Neuropsychology, as well as its medical equivalent neuropsychiatry, are fields which seek to develop these dual treatment pathways. As our understanding of the neurobiological origin of behavior increases, we can begin to implement psychological treatments which are aimed at changing one’s neurological state as well as neurological treatments which are aimed at changing one’s psychological state. In the future, our hastily-drawn distinction between these two aspects may be seen as outdated; a relic of a time where our model of the brain was not yet clear enough.

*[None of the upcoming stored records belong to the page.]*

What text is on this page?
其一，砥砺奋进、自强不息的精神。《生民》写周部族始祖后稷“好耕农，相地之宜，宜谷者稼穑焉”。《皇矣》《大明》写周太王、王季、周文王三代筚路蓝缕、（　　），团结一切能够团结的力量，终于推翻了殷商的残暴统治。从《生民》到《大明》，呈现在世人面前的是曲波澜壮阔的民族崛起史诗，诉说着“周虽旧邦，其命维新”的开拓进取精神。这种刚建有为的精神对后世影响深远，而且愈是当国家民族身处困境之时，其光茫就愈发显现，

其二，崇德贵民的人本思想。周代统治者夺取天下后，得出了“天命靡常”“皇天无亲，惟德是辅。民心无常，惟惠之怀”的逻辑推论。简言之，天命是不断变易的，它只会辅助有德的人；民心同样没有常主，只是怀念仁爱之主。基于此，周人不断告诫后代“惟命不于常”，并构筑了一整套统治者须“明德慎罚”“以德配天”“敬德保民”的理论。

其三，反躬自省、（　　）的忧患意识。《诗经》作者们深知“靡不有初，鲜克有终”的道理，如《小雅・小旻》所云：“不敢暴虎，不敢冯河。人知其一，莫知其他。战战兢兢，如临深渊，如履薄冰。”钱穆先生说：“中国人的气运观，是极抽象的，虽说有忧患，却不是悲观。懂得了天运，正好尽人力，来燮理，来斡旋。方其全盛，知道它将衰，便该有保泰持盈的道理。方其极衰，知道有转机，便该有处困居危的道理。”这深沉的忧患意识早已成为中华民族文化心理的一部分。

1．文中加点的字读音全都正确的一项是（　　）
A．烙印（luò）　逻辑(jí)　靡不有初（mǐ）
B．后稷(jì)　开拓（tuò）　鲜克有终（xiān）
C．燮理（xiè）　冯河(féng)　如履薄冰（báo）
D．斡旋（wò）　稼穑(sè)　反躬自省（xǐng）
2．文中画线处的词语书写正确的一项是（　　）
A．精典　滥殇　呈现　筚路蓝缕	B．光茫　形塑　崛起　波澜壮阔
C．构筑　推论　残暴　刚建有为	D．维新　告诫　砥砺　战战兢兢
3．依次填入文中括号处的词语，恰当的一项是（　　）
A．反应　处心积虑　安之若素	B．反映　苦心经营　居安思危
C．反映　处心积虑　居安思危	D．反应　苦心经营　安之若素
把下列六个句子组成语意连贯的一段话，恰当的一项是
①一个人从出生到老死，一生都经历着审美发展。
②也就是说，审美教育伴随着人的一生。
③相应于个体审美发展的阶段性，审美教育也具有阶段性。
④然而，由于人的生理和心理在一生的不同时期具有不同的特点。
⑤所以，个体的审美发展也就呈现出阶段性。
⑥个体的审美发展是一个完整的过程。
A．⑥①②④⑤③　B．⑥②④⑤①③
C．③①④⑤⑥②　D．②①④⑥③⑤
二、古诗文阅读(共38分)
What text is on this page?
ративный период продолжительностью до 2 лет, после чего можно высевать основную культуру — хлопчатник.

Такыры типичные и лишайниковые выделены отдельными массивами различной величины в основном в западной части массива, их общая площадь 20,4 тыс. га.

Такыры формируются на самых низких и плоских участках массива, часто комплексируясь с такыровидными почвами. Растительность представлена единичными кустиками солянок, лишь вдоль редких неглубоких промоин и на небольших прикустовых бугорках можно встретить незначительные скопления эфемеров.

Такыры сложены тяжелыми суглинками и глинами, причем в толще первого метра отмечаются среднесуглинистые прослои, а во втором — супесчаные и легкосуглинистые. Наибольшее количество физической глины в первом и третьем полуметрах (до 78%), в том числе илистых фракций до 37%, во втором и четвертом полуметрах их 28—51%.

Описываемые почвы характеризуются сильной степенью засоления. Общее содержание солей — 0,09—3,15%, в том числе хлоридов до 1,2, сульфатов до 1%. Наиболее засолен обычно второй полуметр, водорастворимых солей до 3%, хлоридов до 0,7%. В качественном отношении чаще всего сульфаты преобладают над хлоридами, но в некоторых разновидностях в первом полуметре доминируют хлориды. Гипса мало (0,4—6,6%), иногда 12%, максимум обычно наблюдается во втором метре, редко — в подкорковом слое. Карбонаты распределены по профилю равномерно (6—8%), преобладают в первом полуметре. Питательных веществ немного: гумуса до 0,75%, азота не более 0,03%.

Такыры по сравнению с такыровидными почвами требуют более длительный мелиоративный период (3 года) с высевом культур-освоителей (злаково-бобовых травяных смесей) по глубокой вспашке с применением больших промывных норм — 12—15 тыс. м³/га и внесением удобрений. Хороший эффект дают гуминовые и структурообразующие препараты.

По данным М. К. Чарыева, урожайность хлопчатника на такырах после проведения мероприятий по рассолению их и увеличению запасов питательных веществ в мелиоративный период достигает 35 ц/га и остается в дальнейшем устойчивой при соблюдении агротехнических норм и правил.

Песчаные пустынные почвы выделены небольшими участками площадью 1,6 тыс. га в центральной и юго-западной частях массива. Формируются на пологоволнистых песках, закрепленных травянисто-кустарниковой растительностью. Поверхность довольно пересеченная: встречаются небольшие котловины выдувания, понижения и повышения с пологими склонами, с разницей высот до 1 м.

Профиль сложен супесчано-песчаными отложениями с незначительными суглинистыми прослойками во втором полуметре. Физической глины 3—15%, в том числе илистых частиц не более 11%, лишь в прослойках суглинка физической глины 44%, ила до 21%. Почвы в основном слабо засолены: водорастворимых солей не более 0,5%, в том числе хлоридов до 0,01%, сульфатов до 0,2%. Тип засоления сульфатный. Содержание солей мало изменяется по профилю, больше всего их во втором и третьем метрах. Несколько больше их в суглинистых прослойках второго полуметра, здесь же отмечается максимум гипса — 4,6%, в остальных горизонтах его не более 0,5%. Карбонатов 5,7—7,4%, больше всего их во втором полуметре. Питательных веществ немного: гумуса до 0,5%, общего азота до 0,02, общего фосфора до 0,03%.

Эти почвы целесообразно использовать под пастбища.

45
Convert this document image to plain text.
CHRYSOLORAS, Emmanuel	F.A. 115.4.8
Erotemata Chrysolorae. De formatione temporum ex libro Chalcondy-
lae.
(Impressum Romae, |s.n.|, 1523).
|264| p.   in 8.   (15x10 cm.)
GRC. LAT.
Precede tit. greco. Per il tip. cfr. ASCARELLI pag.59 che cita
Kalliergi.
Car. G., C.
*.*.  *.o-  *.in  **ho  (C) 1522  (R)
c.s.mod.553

A philosophical question lies at the center of these developments. As the strength of neuroimaging techniques increases, and neural correlates of psychological behaviors continue to mount, will we find that all of subjectivity can be reduced to a material basis? Or will there remain some unsymbolizable core at the heart of our experience: a refuge for the idea of a ‘spirit’ to reside? Developments in science and psychoanalysis removed the idea of a Cartesian ‘rational soul’. Will further development remove even the idea of a spiritual soul?
Regardless, The Brain That Changes Itself is a testament to how the power of will and resolve can literally reshape our brain, in defiance of neurological nihilism. Whether subjectivity is simply an epiphenomenon of the material or not, it’s certainly clear that our personal attitude towards healing does play a role in the upkeep of our neural connections. The patients of Dr. Bach-y-Rita and Doidge’s own psychiatric patient both confirm this idea. The knowledge that our neural constitutions are flexible may lead to a medically-grounded self-help regimen, bridging the gap between hard neuroscience and conventional wisdom. And this is a gap made closer by Doidge’s efforts, for which much praise is due.